Many of us have a certain image in mind when we think of Jonah Hill.
It could be how most of the world first saw him, starring in the hit teen comedy Superbad, all the way back in 2007. (Can you believe it's been over a decade?)
Or maybe you're thinking of his Oscar-nominated role in Moneyball back in 2011.
But, despite the image of the actor we have ingrained into our heads, he's looking a lot different nowadays.
When 21 Jump Street came around, the actor had already slimmed down considerably, but he got a little tough love from his co-star that set him on the path to extreme fitness. On The Tonight Show with Jimmy Fallon, Hill said he asked Channing Tatum, "If I ate less and go to a trainer, will I get in better shape?" Tatum replied, "Yes, you dumb motherf****er, of course you will. It's the simplest thing in the entire world."
Then Hill started using Instagram, where he documented the making of his new film, 'Mid 90's.' We started to see more of his 2018 look, which was far skinnier than most viewers were used to.
In addition writing and directing that film, he's got more acting projects on the way - including one with Superbad co-star Emma Stone. The two will reunite for a new Netflix show called Maniac, which is set to be released on September 21.
The series will be ten episodes long, and directed by Cary Fukunaga - best known as the man behind the first season of True Detective. You can watch the trailer below:
This teaser trailer is admittedly more the stranger side of things, but that's not what has people talking - and it's not the fact that he's reuniting with Emma Stone, either. For those that haven't been paying attention to his social media or more recent output, he looks like a completely different person.

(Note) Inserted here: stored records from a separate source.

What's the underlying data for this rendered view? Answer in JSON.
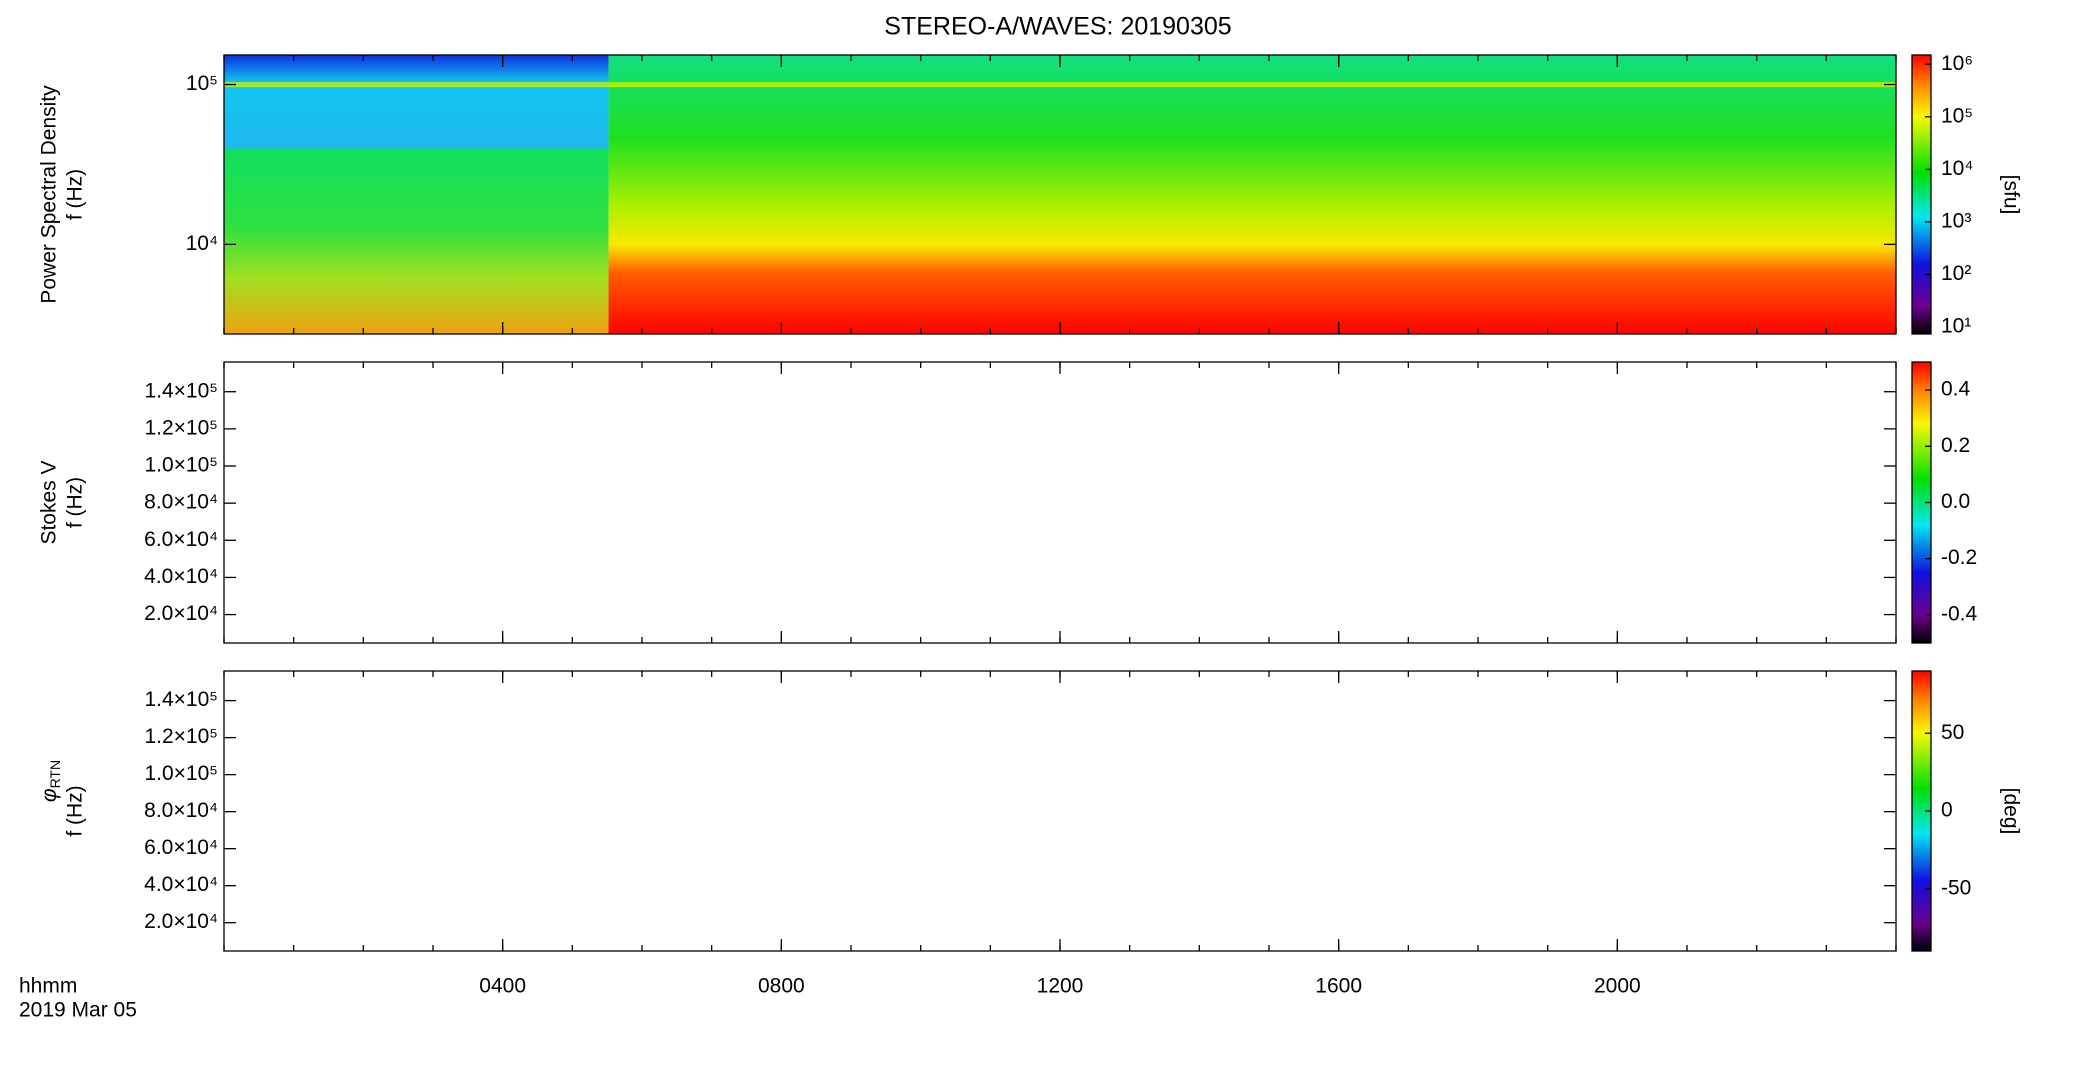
{
  "chart_data": [
    {
      "type": "spectrogram",
      "title": "STEREO-A/WAVES: 20190305",
      "ylabel": "Power Spectral Density",
      "ylabel2": "f (Hz)",
      "ylog": true,
      "ylim": [
        2750,
        153000
      ],
      "yticks": [
        {
          "value": 10000,
          "label": "10⁴"
        },
        {
          "value": 100000,
          "label": "10⁵"
        }
      ],
      "xlim": [
        0,
        24
      ],
      "xticks": [
        4,
        8,
        12,
        16,
        20
      ],
      "colormap": "rainbow",
      "clog": true,
      "clim": [
        7.4,
        1500000
      ],
      "cticks": [
        {
          "value": 10,
          "label": "10¹"
        },
        {
          "value": 100,
          "label": "10²"
        },
        {
          "value": 1000,
          "label": "10³"
        },
        {
          "value": 10000,
          "label": "10⁴"
        },
        {
          "value": 100000,
          "label": "10⁵"
        },
        {
          "value": 1000000,
          "label": "10⁶"
        }
      ],
      "clabel": "[sfu]"
    },
    {
      "type": "spectrogram",
      "ylabel": "Stokes V",
      "ylabel2": "f (Hz)",
      "ylog": false,
      "ylim": [
        4700,
        156000
      ],
      "yticks": [
        {
          "value": 20000,
          "label": "2.0×10⁴"
        },
        {
          "value": 40000,
          "label": "4.0×10⁴"
        },
        {
          "value": 60000,
          "label": "6.0×10⁴"
        },
        {
          "value": 80000,
          "label": "8.0×10⁴"
        },
        {
          "value": 100000,
          "label": "1.0×10⁵"
        },
        {
          "value": 120000,
          "label": "1.2×10⁵"
        },
        {
          "value": 140000,
          "label": "1.4×10⁵"
        }
      ],
      "xlim": [
        0,
        24
      ],
      "xticks": [
        4,
        8,
        12,
        16,
        20
      ],
      "colormap": "rainbow",
      "clog": false,
      "clim": [
        -0.5,
        0.5
      ],
      "cticks": [
        -0.4,
        -0.2,
        {
          "value": 0,
          "label": "0.0"
        },
        0.2,
        0.4
      ]
    },
    {
      "type": "spectrogram",
      "ylabel": "φ",
      "ylabel_sub": "RTN",
      "ylabel2": "f (Hz)",
      "ylog": false,
      "ylim": [
        4700,
        156000
      ],
      "yticks": [
        {
          "value": 20000,
          "label": "2.0×10⁴"
        },
        {
          "value": 40000,
          "label": "4.0×10⁴"
        },
        {
          "value": 60000,
          "label": "6.0×10⁴"
        },
        {
          "value": 80000,
          "label": "8.0×10⁴"
        },
        {
          "value": 100000,
          "label": "1.0×10⁵"
        },
        {
          "value": 120000,
          "label": "1.2×10⁵"
        },
        {
          "value": 140000,
          "label": "1.4×10⁵"
        }
      ],
      "xlim": [
        0,
        24
      ],
      "xticks": [
        {
          "value": 4,
          "label": "0400"
        },
        {
          "value": 8,
          "label": "0800"
        },
        {
          "value": 12,
          "label": "1200"
        },
        {
          "value": 16,
          "label": "1600"
        },
        {
          "value": 20,
          "label": "2000"
        }
      ],
      "xlabel": "hhmm",
      "date": "2019 Mar 05",
      "colormap": "rainbow",
      "clog": false,
      "clim": [
        -90,
        90
      ],
      "cticks": [
        -50,
        0,
        50
      ],
      "clabel": "[deg]"
    }
  ]
}
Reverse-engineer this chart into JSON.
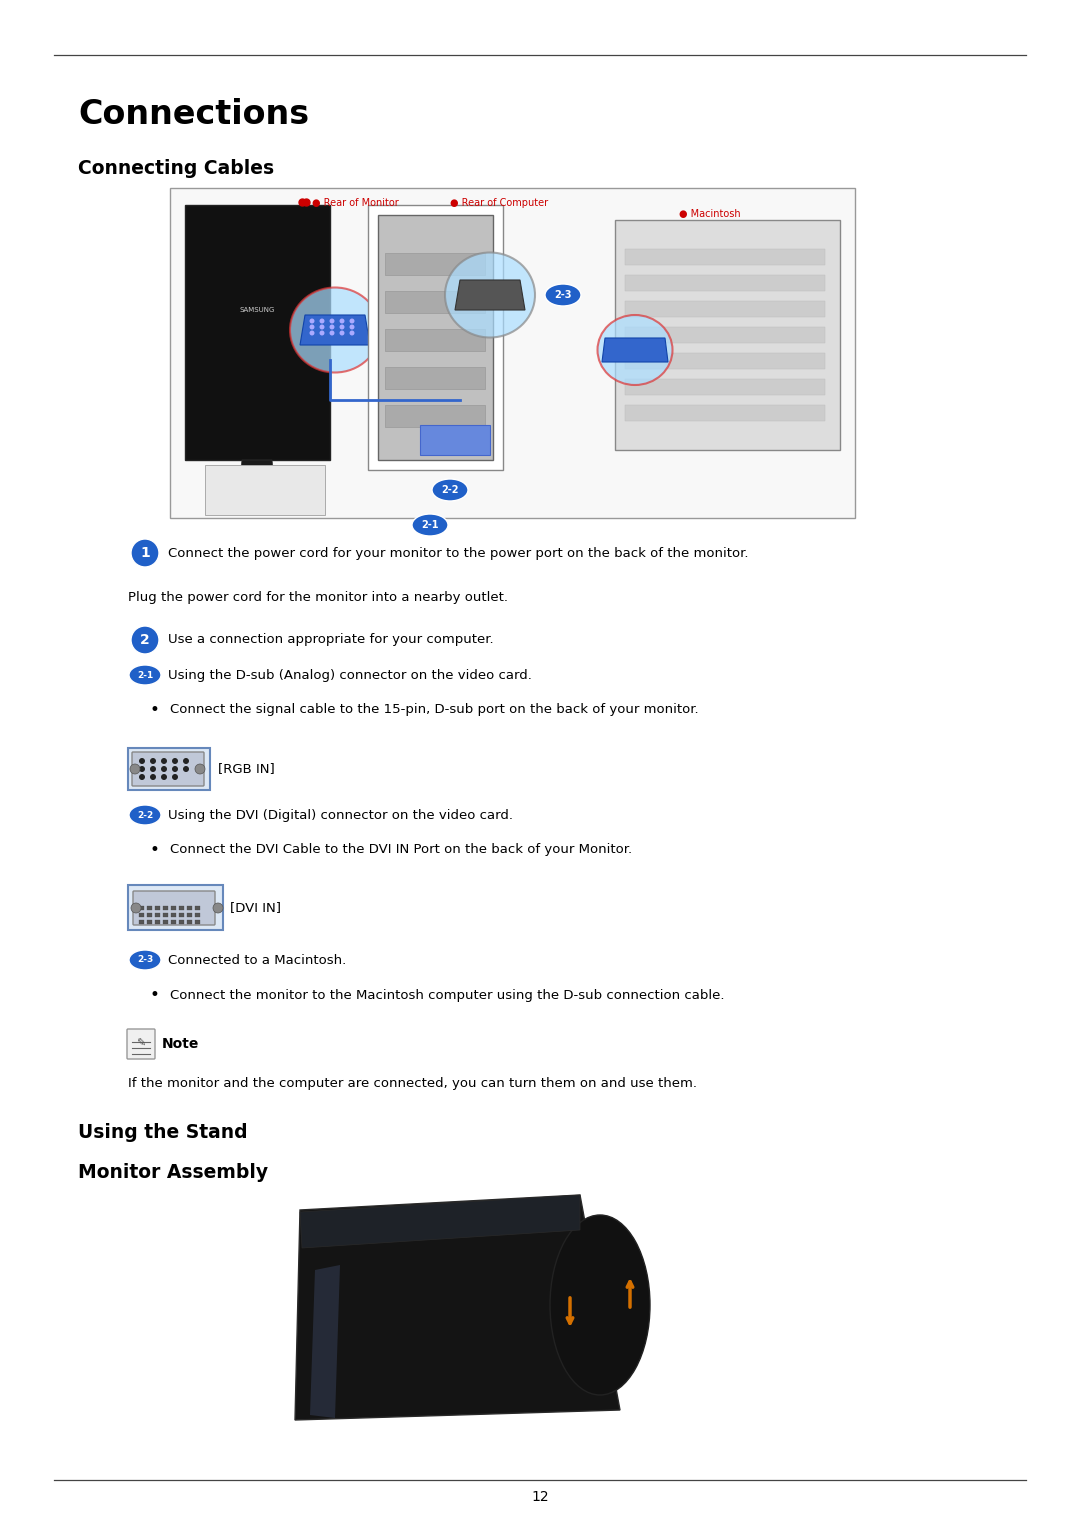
{
  "bg_color": "#ffffff",
  "text_color": "#000000",
  "line_color": "#555555",
  "blue_dark": "#1a4f9e",
  "badge_blue": "#2060c8",
  "title": "Connections",
  "subtitle1": "Connecting Cables",
  "subtitle2": "Using the Stand",
  "subtitle3": "Monitor Assembly",
  "page_number": "12",
  "step1_text": "Connect the power cord for your monitor to the power port on the back of the monitor.",
  "step1b_text": "Plug the power cord for the monitor into a nearby outlet.",
  "step2_text": "Use a connection appropriate for your computer.",
  "step2a_text": "Using the D-sub (Analog) connector on the video card.",
  "bullet1_text": "Connect the signal cable to the 15-pin, D-sub port on the back of your monitor.",
  "rgb_label": "[RGB IN]",
  "step2b_text": "Using the DVI (Digital) connector on the video card.",
  "bullet2_text": "Connect the DVI Cable to the DVI IN Port on the back of your Monitor.",
  "dvi_label": "[DVI IN]",
  "step2c_text": "Connected to a Macintosh.",
  "bullet3_text": "Connect the monitor to the Macintosh computer using the D-sub connection cable.",
  "note_label": "Note",
  "note_text": "If the monitor and the computer are connected, you can turn them on and use them."
}
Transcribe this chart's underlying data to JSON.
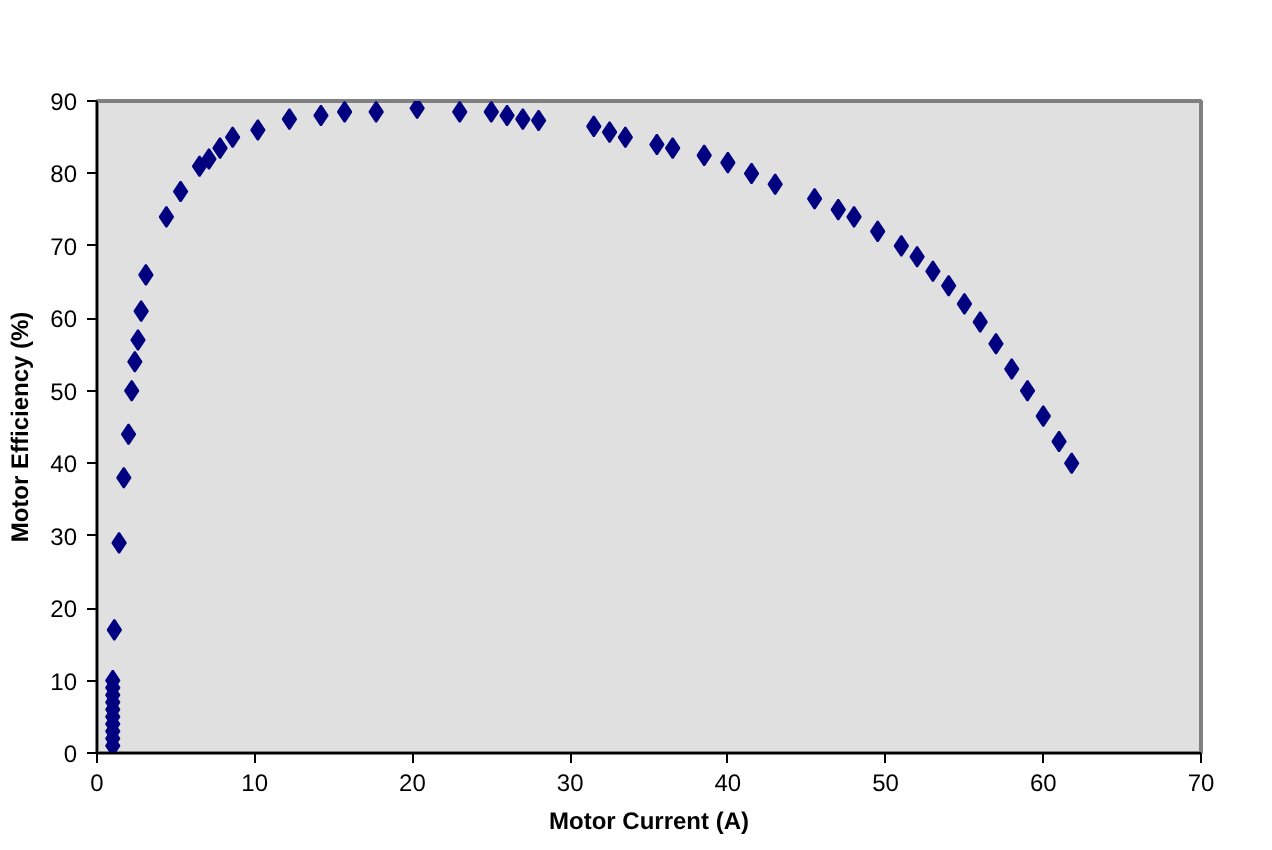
{
  "chart_data": {
    "type": "scatter",
    "xlabel": "Motor Current (A)",
    "ylabel": "Motor Efficiency (%)",
    "xlim": [
      0,
      70
    ],
    "ylim": [
      0,
      90
    ],
    "xticks": [
      0,
      10,
      20,
      30,
      40,
      50,
      60,
      70
    ],
    "yticks": [
      0,
      10,
      20,
      30,
      40,
      50,
      60,
      70,
      80,
      90
    ],
    "grid": false,
    "marker": "diamond",
    "series": [
      {
        "color": "#000080",
        "x": [
          1,
          1,
          1,
          1,
          1,
          1,
          1,
          1,
          1,
          1,
          1.1,
          1.4,
          1.7,
          2.0,
          2.2,
          2.4,
          2.6,
          2.8,
          3.1,
          4.4,
          5.3,
          6.5,
          7.1,
          7.8,
          8.6,
          10.2,
          12.2,
          14.2,
          15.7,
          17.7,
          20.3,
          23,
          25,
          26,
          27,
          28,
          31.5,
          32.5,
          33.5,
          35.5,
          36.5,
          38.5,
          40,
          41.5,
          43,
          45.5,
          47,
          48,
          49.5,
          51,
          52,
          53,
          54,
          55,
          56,
          57,
          58,
          59,
          60,
          61,
          61.8
        ],
        "values": [
          1,
          2,
          3,
          4,
          5,
          6,
          7,
          8,
          9,
          10,
          17,
          29,
          38,
          44,
          50,
          54,
          57,
          61,
          66,
          74,
          77.5,
          81,
          82,
          83.5,
          85,
          86,
          87.5,
          88,
          88.5,
          88.5,
          89,
          88.5,
          88.5,
          88,
          87.5,
          87.3,
          86.5,
          85.7,
          85,
          84,
          83.5,
          82.5,
          81.5,
          80,
          78.5,
          76.5,
          75,
          74,
          72,
          70,
          68.5,
          66.5,
          64.5,
          62,
          59.5,
          56.5,
          53,
          50,
          46.5,
          43,
          40
        ]
      }
    ]
  }
}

A synopsis of the new Netflix show reads:
"Set in a world somewhat like our world, in a time quite similar to our time, Maniac tells the stories of Annie Landsberg (Emma Stone) and Owen Milgrim (Jonah Hill), two strangers drawn to the late stages of a mysterious pharmaceutical trial, each for their own reasons.
“Annie’s disaffected and aimless, fixated on broken relationships with her mother and her sister; Owen, the fifth son of wealthy New York industrialists, has struggled his whole life with a disputed diagnosis of schizophrenia.
"Neither of their lives has turned out quite right, and the promise of a new, radical kind of pharmaceutical treatment—a sequence of pills its inventor, Dr. James K. Mantleray (Justin Theroux), claims can repair anything about the mind, be it mental illness or heartbreak—draws them and 10 other strangers to the facilities of Neberdine Pharmaceutical and Biotech for a three-day drug trial that will, they’re assured, with no complications or side effects whatsoever, solve all of their problems, permanently. Things do not go as planned.”
We can see how it all turns out in September.